Grunt is a "honking" sound elicited when coming off one of the steering stops. The phenomenon may also be tactile. Grunt is a structure-borne noise (and vibration) generated at the steering valve. Grunt frequency is system dependent and in the range of 30 Hz to 200 Hz. Grunt is generally excited during parking maneuvers with a low to medium speed steering input.
Knock is a loose-sounding rattle or vibration generated by the steering column shaft contacting other portions of the column assembly. The noise is both audible and tactile. Knock is generated driving over cobble stones or rough pavement. It is not necessary to turn the steering wheel to create this noise.
Moan is the general structure-borne noise of the steering system. Moan is typically in the frequency range of 100 Hz to 600 Hz. Moan is primarily transmitted to the driver via body structure, through the pump mount, engine mounts, power steering lines and brackets. For problem vehicles, moan is a loud humming noise, often present when the wheel is turned and the system is loaded. It may change in frequency with rpm and if the system is loaded or unloaded.
Shudder is a low frequency (10-20 Hz) oscillation of the entire steering system (tires, wheels, steering gear and linkage, etc.) when the vehicle is steered during static park or at low speeds. Shudder is very dependent on road surface.
Squeaks are noises due to friction or component rubbing anywhere in the steering system. Squeaks have appeared in steering linkage joints, in steering column components, steering gear rotary seals and steering wheel trim parts.
Whine is the general air-borne noise of the P/S pump. Whine is in the frequency range of 1 kHz to 4 kHz. Whine is generated when engine rpm, pump rotational natural frequency and pump/bracket natural vibration frequency align.
Whistle is similar to hiss but is louder and of a higher frequency. It is also more of a pure tone noise than hiss. Whistle is air-borne and is generated by a high flow rate of hydraulic fluid through a small restriction.
Thank you for the reply.
The most common cause of the problem you are experiencing is most likely there is air in the system, since you have replaced the pump, you will have to purge and flush the system. I am sending you the purging and flush procedures to remove the air from the system, hope this helps you out.
WARNING: Do not mix oil types. Any mixture or any unapproved oil can lead to seal deterioration and leaks. A leak can ultimately cause loss of fluid, which can result in a loss of power steering assist.
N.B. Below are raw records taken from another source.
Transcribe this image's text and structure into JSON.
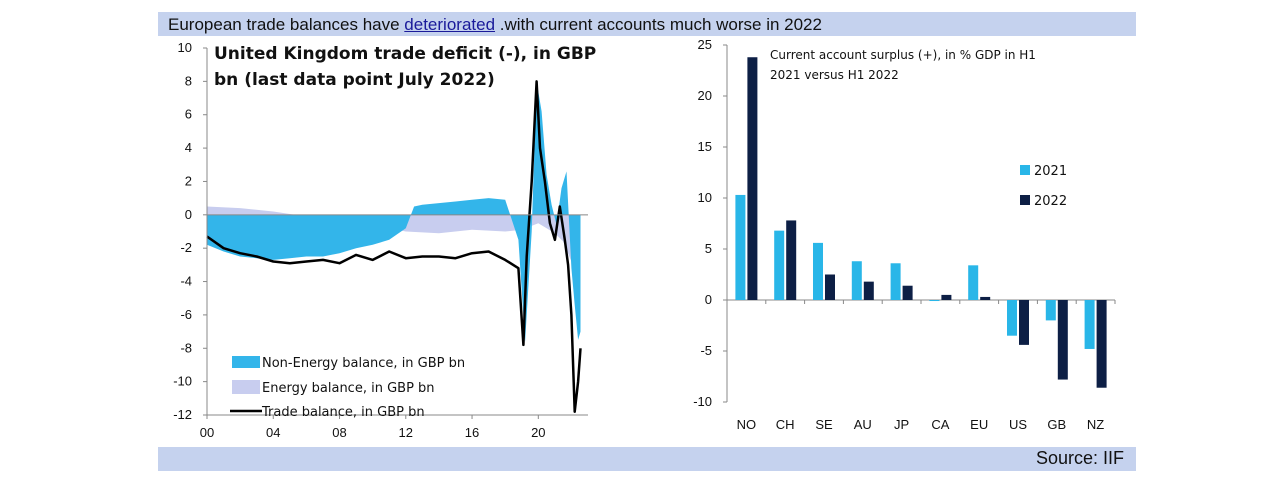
{
  "header": {
    "title_prefix": "European trade balances have ",
    "title_link": "deteriorated",
    "title_suffix": " .with current accounts much worse in 2022"
  },
  "footer": {
    "source": "Source: IIF"
  },
  "colors": {
    "banner": "#c5d2ee",
    "non_energy": "#33b5ea",
    "energy": "#c8cdef",
    "trade": "#000000",
    "bar_2021": "#29b6e8",
    "bar_2022": "#0d1f45"
  },
  "chart_data": [
    {
      "type": "area",
      "title_lines": [
        "United Kingdom trade deficit (-), in GBP",
        "bn (last data point July 2022)"
      ],
      "x_tick_labels": [
        "00",
        "04",
        "08",
        "12",
        "16",
        "20"
      ],
      "x_ticks": [
        2000,
        2004,
        2008,
        2012,
        2016,
        2020
      ],
      "xlim": [
        2000,
        2023
      ],
      "ylim": [
        -12,
        10
      ],
      "y_ticks": [
        10,
        8,
        6,
        4,
        2,
        0,
        -2,
        -4,
        -6,
        -8,
        -10,
        -12
      ],
      "legend_placement": "bottom-left",
      "series": [
        {
          "name": "Non-Energy balance, in GBP bn",
          "x": [
            2000,
            2001,
            2002,
            2003,
            2004,
            2005,
            2006,
            2007,
            2008,
            2009,
            2010,
            2011,
            2012,
            2012.5,
            2013,
            2014,
            2015,
            2016,
            2017,
            2018,
            2018.8,
            2019.2,
            2019.6,
            2019.9,
            2020.2,
            2020.5,
            2020.8,
            2021.1,
            2021.4,
            2021.7,
            2022.0,
            2022.2,
            2022.4,
            2022.55
          ],
          "y": [
            -1.8,
            -2.2,
            -2.5,
            -2.6,
            -2.7,
            -2.6,
            -2.5,
            -2.5,
            -2.3,
            -2.0,
            -1.8,
            -1.5,
            -0.8,
            0.5,
            0.6,
            0.7,
            0.8,
            0.9,
            1.0,
            0.9,
            -1.5,
            -7.6,
            -1.0,
            8.0,
            6.2,
            2.4,
            0.6,
            -0.6,
            1.6,
            2.6,
            -3.2,
            -5.4,
            -7.5,
            -7.0
          ]
        },
        {
          "name": "Energy balance, in GBP bn",
          "x": [
            2000,
            2002,
            2004,
            2006,
            2008,
            2010,
            2012,
            2014,
            2016,
            2018,
            2019,
            2020,
            2021,
            2021.5,
            2022.0,
            2022.3,
            2022.55
          ],
          "y": [
            0.5,
            0.4,
            0.2,
            -0.1,
            -0.4,
            -0.6,
            -1.0,
            -1.1,
            -0.9,
            -1.0,
            -0.9,
            -0.5,
            -1.1,
            -1.6,
            -2.8,
            -4.0,
            -4.5
          ]
        },
        {
          "name": "Trade balance, in GBP bn",
          "x": [
            2000,
            2001,
            2002,
            2003,
            2004,
            2005,
            2006,
            2007,
            2008,
            2009,
            2010,
            2011,
            2012,
            2013,
            2014,
            2015,
            2016,
            2017,
            2018,
            2018.8,
            2019.1,
            2019.3,
            2019.6,
            2019.9,
            2020.1,
            2020.4,
            2020.7,
            2021.0,
            2021.3,
            2021.6,
            2021.8,
            2022.0,
            2022.2,
            2022.4,
            2022.55
          ],
          "y": [
            -1.3,
            -2.0,
            -2.3,
            -2.5,
            -2.8,
            -2.9,
            -2.8,
            -2.7,
            -2.9,
            -2.4,
            -2.7,
            -2.2,
            -2.6,
            -2.5,
            -2.5,
            -2.6,
            -2.3,
            -2.2,
            -2.7,
            -3.2,
            -7.8,
            -2.5,
            2.0,
            8.0,
            4.0,
            2.0,
            -0.5,
            -1.5,
            0.5,
            -1.5,
            -3.0,
            -6.0,
            -11.8,
            -10.0,
            -8.0
          ]
        }
      ]
    },
    {
      "type": "bar",
      "title_lines": [
        "Current account surplus (+), in % GDP in H1",
        "2021 versus H1 2022"
      ],
      "categories": [
        "NO",
        "CH",
        "SE",
        "AU",
        "JP",
        "CA",
        "EU",
        "US",
        "GB",
        "NZ"
      ],
      "ylim": [
        -10,
        25
      ],
      "y_ticks": [
        25,
        20,
        15,
        10,
        5,
        0,
        -5,
        -10
      ],
      "legend_placement": "right",
      "series": [
        {
          "name": "2021",
          "values": [
            10.3,
            6.8,
            5.6,
            3.8,
            3.6,
            -0.1,
            3.4,
            -3.5,
            -2.0,
            -4.8
          ]
        },
        {
          "name": "2022",
          "values": [
            23.8,
            7.8,
            2.5,
            1.8,
            1.4,
            0.5,
            0.3,
            -4.4,
            -7.8,
            -8.6
          ]
        }
      ]
    }
  ]
}
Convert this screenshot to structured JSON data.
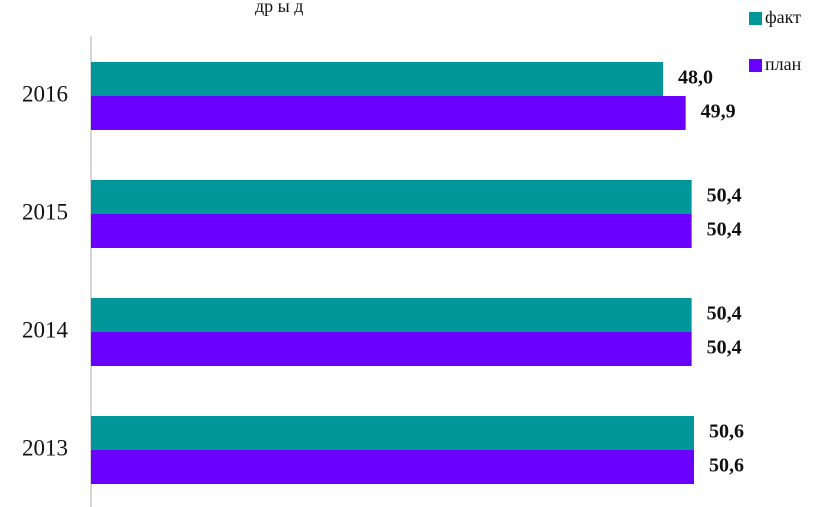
{
  "title_fragment": "др  ы    д",
  "legend": [
    {
      "label": "факт",
      "color": "#00979a"
    },
    {
      "label": "план",
      "color": "#6a00ff"
    }
  ],
  "chart_data": {
    "type": "bar",
    "orientation": "horizontal",
    "categories": [
      "2016",
      "2015",
      "2014",
      "2013"
    ],
    "series": [
      {
        "name": "факт",
        "color": "#00979a",
        "values": [
          48.0,
          50.4,
          50.4,
          50.6
        ],
        "labels": [
          "48,0",
          "50,4",
          "50,4",
          "50,6"
        ]
      },
      {
        "name": "план",
        "color": "#6a00ff",
        "values": [
          49.9,
          50.4,
          50.4,
          50.6
        ],
        "labels": [
          "49,9",
          "50,4",
          "50,4",
          "50,6"
        ]
      }
    ],
    "xlim": [
      0,
      52
    ],
    "grid": false,
    "legend_position": "top-right"
  }
}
Failure to follow these instructions may result in personal injury.
NOTE: Do not reuse the power steering fluid that has been flushed from the power steering system.
CAUTION: Do not overfill the reservoir.
CAUTION: Do not allow the power steering pump to run completely dry of power steering fluid.
CAUTION: Avoid turning the steering wheel without the engine running as this may cause air to be pulled into the steering gear.
NOTE: It is necessary to correctly fill the power steering system to remove any trapped air and completely fill the power steering system components.
If, after correctly filling the power steering system, there is power steering noise accompanied by evidence of aerated fluid and there are no fluid leaks, it may be necessary to purge the power steering system.